Project teams and KM – Part 1
Organizations win when project teams learn from collective experience
One frequently overlooked benefit of complex projects is the wealth of knowledge they generate. As a project team moves a project toward completion, it constantly discovers new contextual information, better ways of doing things and less successful methods that other teams should avoid. By insisting that project teams document and share what they learn, organizations can ensure that relevant best practices and lessons are applied in other, similar projects and situations. That both helps sustain project benefits over time and amplifies the impact of projects beyond their envisioned range of influence.
Despite the obvious advantages, getting project teams to reuse intellectual capital and share what they learn can be challenging. For starters, most project managers are measured on utilization and cycle time, which makes them hesitant to carve out time for perceived “nice to have” activities like knowledge sharing. And even when knowledge gets documented, it can be hard to convert it into a usable format and filter it so that the right information gets to the right people at the right time.
In 2017, member-based nonprofit APQC set out to investigate the best ways to capture and transfer knowledge within and across project teams. As part of the research, we conducted in-depth interviews with leaders responsible for project KM at six organizations:
- BAE Systems, a global defense, aerospace and security company;
- Faithful+Gould, a consulting firm focused on project and program management;
- Fujitsu, a global IT and communications equipment and services company;
- NASA Goddard Space Flight Center, which is responsible for building spacecraft, instruments and technology for NASA;
- Volvo Group Trucks, which produces trucks, construction equipment and buses; and
- a global charitable foundation that opted to participate anonymously.
The research revealed how organizations use communities or practice, enterprise social networking and knowledge-sharing meetings to get project teams to interact and share tips and experiences. However, most of the featured organizations combined that type of ongoing collaboration with more structured processes to extract, transfer and apply best practices and lessons learned at key project milestones.
Why apply KM in a project-focused environment? Embarking on this research, a key goal was to clarify the value proposition for applying KM tools and approaches to an organization’s projects. In other words: Why should an organization want to manage its project knowledge more effectively and what results could it expect to achieve?
In some ways, the answers are obvious. Project teams benefit from learning what other teams have tried, replicating their successful innovations and avoiding their mistakes. And in industries such as engineering and professional services, projects often involve similar work for different clients, so making reusable tools, templates and intellectual capital available allows project managers to deliver work faster and at a lower cost than would be possible if they started from scratch every time.
When APQC asked the research participants why their organizations invest in managing project knowledge, the most common answers were the “usual suspects” like:
- to capitalize on successes and avoid repeating failures,
- to avoid rework and complete projects more efficiently,
- to proactively reduce project risk (this was particularly vital to the value proposition), and
- to learn from mistakes and encourage continuous improvement.

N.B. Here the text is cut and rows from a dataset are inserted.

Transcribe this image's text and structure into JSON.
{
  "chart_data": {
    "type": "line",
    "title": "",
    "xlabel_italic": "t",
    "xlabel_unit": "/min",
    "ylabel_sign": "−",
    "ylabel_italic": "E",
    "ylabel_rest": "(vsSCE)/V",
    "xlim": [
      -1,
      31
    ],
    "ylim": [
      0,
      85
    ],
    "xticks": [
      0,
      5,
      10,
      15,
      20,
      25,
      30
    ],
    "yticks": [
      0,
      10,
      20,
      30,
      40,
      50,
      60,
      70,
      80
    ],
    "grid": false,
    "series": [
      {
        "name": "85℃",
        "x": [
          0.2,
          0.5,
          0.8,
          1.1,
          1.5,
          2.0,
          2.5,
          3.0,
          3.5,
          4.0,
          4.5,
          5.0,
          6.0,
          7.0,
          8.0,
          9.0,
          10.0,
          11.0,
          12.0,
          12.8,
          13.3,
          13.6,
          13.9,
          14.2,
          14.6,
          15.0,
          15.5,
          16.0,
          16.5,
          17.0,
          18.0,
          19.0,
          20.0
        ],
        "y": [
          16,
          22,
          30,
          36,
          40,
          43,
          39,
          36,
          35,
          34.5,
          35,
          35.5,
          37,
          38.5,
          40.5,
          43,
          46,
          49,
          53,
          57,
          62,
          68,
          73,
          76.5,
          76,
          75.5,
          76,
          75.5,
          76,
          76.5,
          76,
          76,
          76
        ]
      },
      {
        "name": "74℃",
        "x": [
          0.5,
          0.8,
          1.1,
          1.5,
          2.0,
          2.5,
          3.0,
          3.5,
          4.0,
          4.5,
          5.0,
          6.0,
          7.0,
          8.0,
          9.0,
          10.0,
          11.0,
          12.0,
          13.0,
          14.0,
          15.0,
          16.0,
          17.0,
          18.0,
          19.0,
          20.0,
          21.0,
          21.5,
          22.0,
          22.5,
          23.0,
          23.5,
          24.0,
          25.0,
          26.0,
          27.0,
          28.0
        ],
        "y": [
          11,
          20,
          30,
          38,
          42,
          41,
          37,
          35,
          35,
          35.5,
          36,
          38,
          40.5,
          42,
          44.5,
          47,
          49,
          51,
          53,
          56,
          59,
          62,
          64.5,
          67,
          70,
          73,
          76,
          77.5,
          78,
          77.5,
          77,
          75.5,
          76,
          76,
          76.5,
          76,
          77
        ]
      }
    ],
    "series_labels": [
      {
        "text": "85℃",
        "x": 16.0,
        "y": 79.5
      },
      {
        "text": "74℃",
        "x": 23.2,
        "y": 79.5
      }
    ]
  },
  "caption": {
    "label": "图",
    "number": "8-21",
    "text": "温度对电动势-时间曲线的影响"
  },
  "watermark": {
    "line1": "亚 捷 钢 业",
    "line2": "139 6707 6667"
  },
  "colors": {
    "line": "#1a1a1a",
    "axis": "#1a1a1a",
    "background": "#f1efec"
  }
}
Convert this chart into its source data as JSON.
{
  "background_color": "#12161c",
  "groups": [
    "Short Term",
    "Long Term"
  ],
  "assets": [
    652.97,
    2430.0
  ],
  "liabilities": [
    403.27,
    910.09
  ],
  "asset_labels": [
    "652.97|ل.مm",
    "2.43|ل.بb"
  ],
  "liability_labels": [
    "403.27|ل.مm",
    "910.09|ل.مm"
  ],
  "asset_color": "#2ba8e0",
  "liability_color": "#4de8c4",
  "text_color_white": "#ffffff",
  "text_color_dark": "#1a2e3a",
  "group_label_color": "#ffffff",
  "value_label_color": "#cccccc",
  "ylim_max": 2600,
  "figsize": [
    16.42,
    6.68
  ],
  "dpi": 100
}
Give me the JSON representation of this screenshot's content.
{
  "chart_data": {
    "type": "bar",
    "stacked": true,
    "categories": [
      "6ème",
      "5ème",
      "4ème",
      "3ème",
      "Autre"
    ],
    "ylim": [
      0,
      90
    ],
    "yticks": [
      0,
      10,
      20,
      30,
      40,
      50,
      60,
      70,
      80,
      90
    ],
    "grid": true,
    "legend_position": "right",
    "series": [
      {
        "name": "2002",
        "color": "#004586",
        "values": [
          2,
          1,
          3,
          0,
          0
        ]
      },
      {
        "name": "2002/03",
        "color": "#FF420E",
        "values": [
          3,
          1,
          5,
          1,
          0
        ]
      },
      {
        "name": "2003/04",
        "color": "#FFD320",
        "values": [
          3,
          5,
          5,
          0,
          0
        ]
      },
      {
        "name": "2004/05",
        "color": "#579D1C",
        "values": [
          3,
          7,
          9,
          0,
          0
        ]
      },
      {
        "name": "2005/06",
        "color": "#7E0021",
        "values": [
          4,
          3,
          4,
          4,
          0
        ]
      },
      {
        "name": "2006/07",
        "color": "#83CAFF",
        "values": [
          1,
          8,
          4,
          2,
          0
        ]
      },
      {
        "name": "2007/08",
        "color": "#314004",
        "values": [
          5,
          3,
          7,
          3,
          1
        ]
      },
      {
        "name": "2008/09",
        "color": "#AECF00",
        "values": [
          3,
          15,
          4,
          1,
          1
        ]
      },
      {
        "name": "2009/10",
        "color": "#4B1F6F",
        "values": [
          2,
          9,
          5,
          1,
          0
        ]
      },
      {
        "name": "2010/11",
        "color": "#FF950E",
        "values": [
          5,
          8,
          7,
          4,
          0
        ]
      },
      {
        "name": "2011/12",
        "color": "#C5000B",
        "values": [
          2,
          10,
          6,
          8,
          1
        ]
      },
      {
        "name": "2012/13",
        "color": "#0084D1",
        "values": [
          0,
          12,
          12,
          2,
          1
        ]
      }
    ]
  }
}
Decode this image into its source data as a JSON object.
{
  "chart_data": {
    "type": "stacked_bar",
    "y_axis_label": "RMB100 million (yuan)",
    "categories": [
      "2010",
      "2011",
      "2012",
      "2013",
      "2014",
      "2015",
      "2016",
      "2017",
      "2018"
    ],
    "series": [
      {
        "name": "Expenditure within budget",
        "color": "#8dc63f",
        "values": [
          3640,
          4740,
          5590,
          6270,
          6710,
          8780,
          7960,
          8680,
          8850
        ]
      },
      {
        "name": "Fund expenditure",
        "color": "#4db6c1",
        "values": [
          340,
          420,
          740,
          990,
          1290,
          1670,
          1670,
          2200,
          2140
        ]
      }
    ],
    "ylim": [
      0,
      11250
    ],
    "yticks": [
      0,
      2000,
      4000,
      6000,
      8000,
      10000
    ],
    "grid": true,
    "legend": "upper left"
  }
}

However, in the course of the research, APQC discovered that there is more to the story. Applying KM to project management provides different tiers of benefits, depending on the approach that the organization takes and how the knowledge mined from projects is distributed and used. For some, the focus is on learning as a project progresses and applying the findings to help refine future stages of the project. In other contexts, the knowledge is applied more broadly to improve other projects or processes.
KM provides distinct benefits at the project, program and portfolio levels
A comprehensive approach to capture, transfer and apply project-related knowledge provides benefits on three levels, which APQC refers to as the project, program and portfolio levels (see chart on page 47, KMWorld, September/October 2017, Vol.26, Issue 8 or download chart). Those three levels work to funnel the right amount of detail to each prospective audience.
At the project level, KM is deep and narrow, meaning that a large volume of knowledge is captured and made available to a small group of relevant stakeholders. As you move up the levels, the scope of information decreases while the audience expands. At the top of the pyramid, more structure and curation is required to filter the captured knowledge and the benefit of applying the knowledge becomes more universal and widespread.
Project-level benefits
When an organization sets out to capture project-related knowledge, the most immediate application of that knowledge is to improve the course of current projects. That level of benefit is the easiest to achieve, and many firms can accrue project-level benefits with modest investments in KM infrastructure, such as creating a project managers community or hosting meetings where project teams can reflect on and document what they have learned.
For long, complex projects, the knowledge in question is often applied to future stages of that same project. At NASA Goddard Space Flight Center, for example, projects can span many years, and some (such as the James Webb space telescope) cost up to $8 billion. The teams in charge of those projects need opportunities to evaluate performance, ruminate on learnings to date and identify any necessary adjustments to the project plan.
NASA Goddard uses after-action review sessions called “pause and learn” to allow project teams to hash out lessons learned at key decision points and after incidents that require reflection or risk management. That involves sharing knowledge about both successes and failures: “You’ve got to know why you failed and fix that so that it doesn’t happen again, but you also have to know why you succeeded so you can repeat it,” said Edward Rogers, NASA Goddard chief knowledge officer. Armed with a shared understanding of what went well and what went wrong, the team returns to the project with fresh insights that inform decisions moving forward.